Lulu Jiang; Sixiu Liu; Xinglong Jia; Qinting Gong; Xin Wen; Weiwei Lu; Jintong Yang; Xinyuan Wu; Xuan Wang; Yanrui Suo; Yilin Li; Motonari Uesugi; Zhi-bei Qu; Minjia Tan; Xiaojie Lu; Lu Zhou
J. Am. Chem. Soc., 2023, 145(46), 25283-25292
https://doi.org/10.1021/jacs.3c08852

Abstract

DNA-encoded chemical library (DEL) has been extensively used for lead compound discovery for decades in academia and industry. Incorporating an electrophile warhead into DNA-encoded compounds recently permitted the discovery of covalent ligands that selectively react with a particular cysteine residue. However, noncysteine residues remain underexplored as modification sites of covalent DELs. Herein, we report the design and utility of tyrosine-targeting DELs of 67 million compounds. Proteome-wide reactivity analysis of tyrosine-reactive sulfonyl fluoride (SF) covalent probes suggested three enzymes (phosphoglycerate mutase 1, glutathione s-transferase 1, and dipeptidyl peptidase 3) as models of tyrosine-targetable proteins. Enrichment with SF-functionalized DELs led to the identification of a series of tyrosine-targeting covalent inhibitors of the model enzymes.
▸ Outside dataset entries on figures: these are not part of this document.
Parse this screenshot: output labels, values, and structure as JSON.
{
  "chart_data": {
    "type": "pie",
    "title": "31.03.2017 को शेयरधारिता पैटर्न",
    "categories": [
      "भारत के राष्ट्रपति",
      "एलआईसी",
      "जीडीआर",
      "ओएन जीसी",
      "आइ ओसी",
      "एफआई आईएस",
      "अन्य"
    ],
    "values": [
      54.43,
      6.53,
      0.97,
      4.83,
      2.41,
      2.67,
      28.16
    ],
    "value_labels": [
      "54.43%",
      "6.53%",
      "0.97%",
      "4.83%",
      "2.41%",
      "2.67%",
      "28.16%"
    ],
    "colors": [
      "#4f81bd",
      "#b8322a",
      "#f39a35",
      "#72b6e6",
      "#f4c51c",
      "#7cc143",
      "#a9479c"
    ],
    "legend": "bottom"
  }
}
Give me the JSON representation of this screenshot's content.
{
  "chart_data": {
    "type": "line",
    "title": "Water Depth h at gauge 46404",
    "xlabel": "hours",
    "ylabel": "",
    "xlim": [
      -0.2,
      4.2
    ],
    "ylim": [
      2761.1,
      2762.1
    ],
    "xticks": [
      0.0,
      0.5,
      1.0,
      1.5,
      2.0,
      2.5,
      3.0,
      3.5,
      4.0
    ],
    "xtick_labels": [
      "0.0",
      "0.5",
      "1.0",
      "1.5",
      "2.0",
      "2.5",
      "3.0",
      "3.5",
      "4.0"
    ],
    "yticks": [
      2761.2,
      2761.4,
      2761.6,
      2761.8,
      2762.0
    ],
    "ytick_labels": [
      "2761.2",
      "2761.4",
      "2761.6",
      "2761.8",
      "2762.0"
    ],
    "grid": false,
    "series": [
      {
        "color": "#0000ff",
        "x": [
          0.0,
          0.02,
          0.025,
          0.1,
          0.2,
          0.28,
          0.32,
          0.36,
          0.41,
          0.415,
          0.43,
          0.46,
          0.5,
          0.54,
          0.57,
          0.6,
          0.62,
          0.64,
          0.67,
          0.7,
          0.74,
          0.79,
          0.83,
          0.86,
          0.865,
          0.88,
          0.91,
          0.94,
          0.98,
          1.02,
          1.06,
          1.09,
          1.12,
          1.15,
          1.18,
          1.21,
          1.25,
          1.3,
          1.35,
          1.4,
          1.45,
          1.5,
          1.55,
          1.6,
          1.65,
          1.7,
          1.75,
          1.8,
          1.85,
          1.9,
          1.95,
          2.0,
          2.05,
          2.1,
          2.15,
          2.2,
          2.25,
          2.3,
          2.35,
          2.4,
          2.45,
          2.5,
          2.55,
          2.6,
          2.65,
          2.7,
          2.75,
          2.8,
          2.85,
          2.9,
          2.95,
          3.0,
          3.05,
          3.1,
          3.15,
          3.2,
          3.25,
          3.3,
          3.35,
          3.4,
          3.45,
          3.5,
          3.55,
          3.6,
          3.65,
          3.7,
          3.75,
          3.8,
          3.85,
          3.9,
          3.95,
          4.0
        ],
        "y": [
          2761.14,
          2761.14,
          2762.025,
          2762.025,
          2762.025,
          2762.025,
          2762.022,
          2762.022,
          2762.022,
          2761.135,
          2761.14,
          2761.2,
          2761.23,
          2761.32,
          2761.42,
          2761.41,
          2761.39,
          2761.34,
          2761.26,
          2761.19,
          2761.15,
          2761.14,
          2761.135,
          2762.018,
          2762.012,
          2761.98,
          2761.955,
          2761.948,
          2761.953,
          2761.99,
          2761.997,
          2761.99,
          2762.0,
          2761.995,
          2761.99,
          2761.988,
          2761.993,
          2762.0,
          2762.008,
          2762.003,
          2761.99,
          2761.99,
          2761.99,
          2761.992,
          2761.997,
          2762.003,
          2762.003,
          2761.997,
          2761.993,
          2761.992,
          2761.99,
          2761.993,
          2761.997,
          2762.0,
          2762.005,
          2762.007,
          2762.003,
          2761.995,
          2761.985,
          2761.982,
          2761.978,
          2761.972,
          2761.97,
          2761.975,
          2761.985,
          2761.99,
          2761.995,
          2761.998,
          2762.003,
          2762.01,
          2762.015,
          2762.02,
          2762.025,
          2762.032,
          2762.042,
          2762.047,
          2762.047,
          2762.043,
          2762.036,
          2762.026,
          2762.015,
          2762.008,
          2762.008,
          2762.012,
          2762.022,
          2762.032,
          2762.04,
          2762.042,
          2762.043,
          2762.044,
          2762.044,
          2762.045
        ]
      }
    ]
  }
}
In-depth mechanistic investigation revealed their novel modes of action and reactive ligand-accessible hotspots of the enzymes. Our strategy of combining activity-based proteome profiling and covalent DEL enrichment (ABPP-CoDEL), which generated selective covalent binders against a variety of target proteins, illustrates the potential use of this methodology in further covalent drug discovery.